Dr. A testified that from the time of their first meeting, the plaintiff was insistent on having a sacrocolpopexy. She nevertheless went through a full presentation of the various options available to the plaintiff, including pelvic floor therapy, placement of a pessary, and expectant management. The plaintiff refused those options. Alternative procedures discussed were colpocleisis; use of vaginal mesh; a vaginal approach using uterosacral ligament suspension; and sacrocolpopexy with mesh.
Upon entering the abdomen, Dr. A testified she encountered dense adhesions and, therefore, she called Colorectal Surgery to assist with the lysis of adhesions. She spent 1.5 hours lysing adhesions. At some point she noted a 3-mm serosal tear in the plaintiff’s bowel. Colorectal Surgery recommended that they convert to an open procedure in order to lyse adhesions and inspect the bowels. Both the serosal tear and the enterotomy were repaired with sutures. She cautioned the patient preoperatively about the risk of adhesions and conversion.
We had expert support from Obstetrics and Gynecology, Urogynecology and Colorectal Surgery as to the indications for surgery, the consent provided, the surgical approach and technique, as well as the conversion to open and repair of enterotomies, which were known risks of the procedure and could not be predicted or prevented by testing preoperatively.
At the close of discovery, we moved for Summary Judgment (dismissal) as to our clients. So did counsel for Dr. B. Interestingly, the plaintiff’s counsel did not oppose our motions with an expert of his own, but instead tried to use our experts against each other to suggest that if sacrocolpopexy was not indicated when Dr. B operated, then it was a departure for Dr. A to perform that procedure. Alternatively, if it was indicated, then Dr. B departed by not performing it during the initial prolapse surgery. In reply, both defendants were able to use their experts to coordinate theories and display to the Court that there was no inherent contradiction between their respective positions. The Court did not accept the plaintiff’s arguments, found that defendants met their burden of proof entitling them to dismissal, and that the plaintiff’s failure to produce an expert affidavit in contravention of defendant’s positions was fatal to their claim.

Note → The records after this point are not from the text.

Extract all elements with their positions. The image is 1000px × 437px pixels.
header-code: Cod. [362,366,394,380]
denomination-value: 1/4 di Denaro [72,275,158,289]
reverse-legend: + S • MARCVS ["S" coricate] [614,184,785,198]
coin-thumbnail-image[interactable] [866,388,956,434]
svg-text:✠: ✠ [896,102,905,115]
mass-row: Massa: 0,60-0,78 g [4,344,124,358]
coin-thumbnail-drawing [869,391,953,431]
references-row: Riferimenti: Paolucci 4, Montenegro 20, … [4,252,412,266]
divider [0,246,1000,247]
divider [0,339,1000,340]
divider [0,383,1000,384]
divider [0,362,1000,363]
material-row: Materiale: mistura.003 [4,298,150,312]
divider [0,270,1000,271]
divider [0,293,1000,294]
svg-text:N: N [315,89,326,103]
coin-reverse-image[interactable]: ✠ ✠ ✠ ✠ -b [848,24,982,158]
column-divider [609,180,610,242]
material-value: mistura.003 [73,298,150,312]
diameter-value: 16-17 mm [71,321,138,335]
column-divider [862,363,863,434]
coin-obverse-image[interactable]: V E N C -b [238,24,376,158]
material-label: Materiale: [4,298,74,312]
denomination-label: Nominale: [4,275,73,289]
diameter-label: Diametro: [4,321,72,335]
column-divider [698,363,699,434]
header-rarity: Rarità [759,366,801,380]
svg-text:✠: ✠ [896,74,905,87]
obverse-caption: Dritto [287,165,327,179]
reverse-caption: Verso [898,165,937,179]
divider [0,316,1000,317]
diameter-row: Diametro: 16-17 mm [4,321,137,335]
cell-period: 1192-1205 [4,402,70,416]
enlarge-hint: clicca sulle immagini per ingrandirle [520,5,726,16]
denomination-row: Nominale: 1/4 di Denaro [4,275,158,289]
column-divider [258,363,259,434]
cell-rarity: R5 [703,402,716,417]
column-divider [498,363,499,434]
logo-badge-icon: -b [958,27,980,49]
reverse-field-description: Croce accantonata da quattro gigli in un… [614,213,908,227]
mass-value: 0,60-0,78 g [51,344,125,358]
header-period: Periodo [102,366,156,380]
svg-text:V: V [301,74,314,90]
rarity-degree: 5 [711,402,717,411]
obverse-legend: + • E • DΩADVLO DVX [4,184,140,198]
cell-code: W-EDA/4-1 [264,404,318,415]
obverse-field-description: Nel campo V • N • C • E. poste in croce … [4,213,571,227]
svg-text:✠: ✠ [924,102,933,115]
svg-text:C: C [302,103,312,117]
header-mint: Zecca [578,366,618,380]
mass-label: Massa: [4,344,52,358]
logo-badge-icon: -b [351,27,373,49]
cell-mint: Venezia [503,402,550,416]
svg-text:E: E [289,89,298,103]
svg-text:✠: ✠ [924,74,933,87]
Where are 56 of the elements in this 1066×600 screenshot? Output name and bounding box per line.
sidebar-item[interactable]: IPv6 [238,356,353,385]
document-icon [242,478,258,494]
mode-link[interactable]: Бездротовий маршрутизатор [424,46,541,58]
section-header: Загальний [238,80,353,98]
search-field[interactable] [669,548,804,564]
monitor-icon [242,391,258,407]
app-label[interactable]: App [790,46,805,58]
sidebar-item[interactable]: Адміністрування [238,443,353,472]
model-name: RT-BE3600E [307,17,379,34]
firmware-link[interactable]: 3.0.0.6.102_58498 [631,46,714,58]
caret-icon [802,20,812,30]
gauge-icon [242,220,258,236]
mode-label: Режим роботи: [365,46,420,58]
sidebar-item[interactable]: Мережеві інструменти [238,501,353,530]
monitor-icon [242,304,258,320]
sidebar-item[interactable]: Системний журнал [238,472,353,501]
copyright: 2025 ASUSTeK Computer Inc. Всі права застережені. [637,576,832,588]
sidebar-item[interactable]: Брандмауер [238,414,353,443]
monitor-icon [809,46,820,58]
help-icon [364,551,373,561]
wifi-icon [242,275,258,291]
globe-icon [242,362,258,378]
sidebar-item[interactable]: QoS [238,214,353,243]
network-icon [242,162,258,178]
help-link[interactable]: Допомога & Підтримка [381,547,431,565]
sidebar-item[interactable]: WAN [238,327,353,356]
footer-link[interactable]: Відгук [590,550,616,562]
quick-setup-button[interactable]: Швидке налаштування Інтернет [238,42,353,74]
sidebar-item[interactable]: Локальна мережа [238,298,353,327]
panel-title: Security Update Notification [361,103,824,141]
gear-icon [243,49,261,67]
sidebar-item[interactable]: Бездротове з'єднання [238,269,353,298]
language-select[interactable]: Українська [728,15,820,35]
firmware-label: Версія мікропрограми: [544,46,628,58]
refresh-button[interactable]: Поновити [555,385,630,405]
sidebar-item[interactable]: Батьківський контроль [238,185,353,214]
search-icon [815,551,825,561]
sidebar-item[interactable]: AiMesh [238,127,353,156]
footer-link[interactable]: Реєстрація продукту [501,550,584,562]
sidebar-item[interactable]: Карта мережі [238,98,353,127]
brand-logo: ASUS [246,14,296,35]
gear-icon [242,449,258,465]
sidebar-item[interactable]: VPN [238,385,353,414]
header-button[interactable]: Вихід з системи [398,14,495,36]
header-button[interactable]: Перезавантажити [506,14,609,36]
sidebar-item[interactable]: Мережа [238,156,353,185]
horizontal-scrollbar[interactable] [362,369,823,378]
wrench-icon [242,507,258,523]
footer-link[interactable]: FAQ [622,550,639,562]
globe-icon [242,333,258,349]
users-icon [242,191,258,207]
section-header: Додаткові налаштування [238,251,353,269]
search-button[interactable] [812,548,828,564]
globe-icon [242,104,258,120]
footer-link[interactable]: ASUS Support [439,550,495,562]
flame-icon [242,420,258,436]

It can be tricky at times to coordinate defenses amongst codefendants whose treatment occurred at different stages of the patient’s care. Doing so, however, should be the primary objective, as a unified defense prevents the kind of blaming or finger-pointing that can weaken both defenses and lend weight and credibility to a plaintiff’s assertions. Here, both defendants were able to prove that their course of action at the time they undertook to treat the patient was appropriate, based upon not only the exercise of medical judgment, but the particular issues they were faced with respectively. Each physician was able to articulate their rationale for approach and decision-making in a way that enabled their retained experts to support their care, rather than blame the other for complications that proved to be known risks of surgery. Faced with a unified defense, the plaintiff could not find expert support for rebuttal.